Homilia do bispo de Setúbal na Eucaristia do Dia Nacional da Cáritas

«Pregamos Cristo crucificado, escândalo para os judeus e loucura para os gentios, mas para aqueles que são chamados, judeus ou gregos, Cristo é poder e sabedoria de Deus» (1 Cor 1, 23-24).

Estas palavras tiradas da 2ª Leitura que hoje escutámos mostram-nos S. Paulo apaixonado pelo Crucificado. Talvez pudéssemos perguntar-nos: que viu ele na cruz de Jesus para se apaixonar desta forma? Porque continua a cruz de Jesus a apaixonar tantas pessoas e a escandalizar outras?

S. Paulo viu na dor e na morte de Jesus na cruz o Filho de Deus a dar a vida por todas as pessoas. Viu que Deus que é Amor, amor que se despoja de tudo, até da vida, para salvar o próprio pecador. Deus Pai a retirar da morte o Seu Filho amado e a ressuscitá-lo porque na fidelidade do seu amor ao Pai, Jesus deu a vida por todos e o Pai não podia deixar na morte Aquele que entregara a vida em sinal de amor. Paulo viu no amor do Crucificado o único caminho para a vida fecunda e com dimensão de eternidade. Porque há gestos que não têm dimensão de eternidade.

Por isso, Paulo acolheu e pregou o Crucificado/Ressuscitado, sem medo de escandalizar os judeus para quem Deus não podia descer à cruz e sem medo de parecer louco aos pagãos incapazes de aceitar que a vida pudesse surgir da morte por amor.

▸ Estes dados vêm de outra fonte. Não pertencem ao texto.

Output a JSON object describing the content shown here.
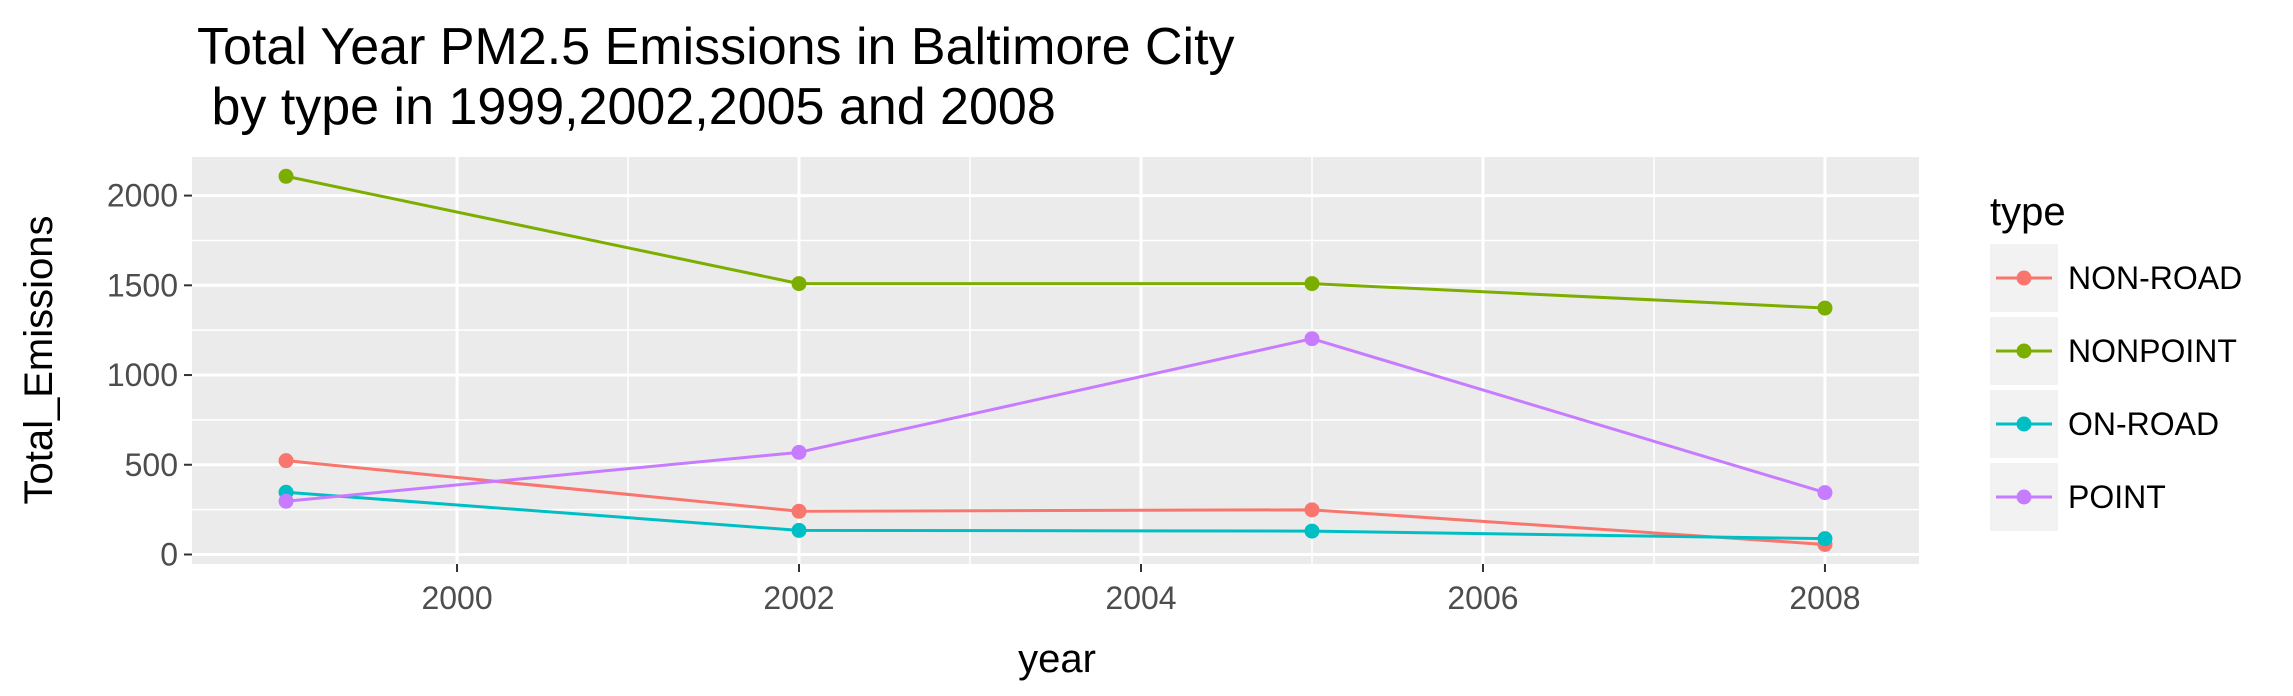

Entusiasmado, Paulo pregou por toda a parte na ânsia incontável de ensinar a todos que são sábios os homens e as mulheres que se deixam amar por Deus e que, em resposta, amam os outros com o amor com que Jesus nos amou: amor rico de misericórdia, de atenção profunda a cada pessoa, de partilha e solidariedade total.

É no contexto desta cruz que divide, hoje como ontem, os homens e as mulheres, que queria saudar-vos a todos como filhos muito amados de Deus nosso Pai.

Saúdo especialmente o Prof. Eugénio, Presidente da Cáritas Nacional e a respetiva Direção, agradecendo a escolha da Diocese para esta celebração nacional.

Saúdo as várias Caritas aqui presentes, com destaque para a de Setúbal.

Saúdo as autoridades, de modo particular a Senhora Presidente da Câmara, que tanto nos honra com a sua presença.

Saúdo o clero aqui presente, de modo particular o Frei Francisco Sales. Saúdo o Administrador Paroquial desta Paróquia.

Saúdo todas as pessoas que, na nossa Diocese e nas várias dioceses do País, encantadas pelo gesto de Jesus de servir até ao fim, fazem da sua vida também um serviço humilde, mas sincero aos mais pobres, levando-lhes esperança e alegria.

Saúdo quem nos acompanha pela televisão, especialmente os nossos queridos doentes.

E saúdo esta paróquia da Cova da Piedade, onde estamos a celebrar a Eucaristia. Já aqui foi dito que esta igreja foi uma igreja onde o Padre Ricardo tantas vezes procurou alertar as pessoas para os mais pobres. Uma igreja, de resto, construída por ele.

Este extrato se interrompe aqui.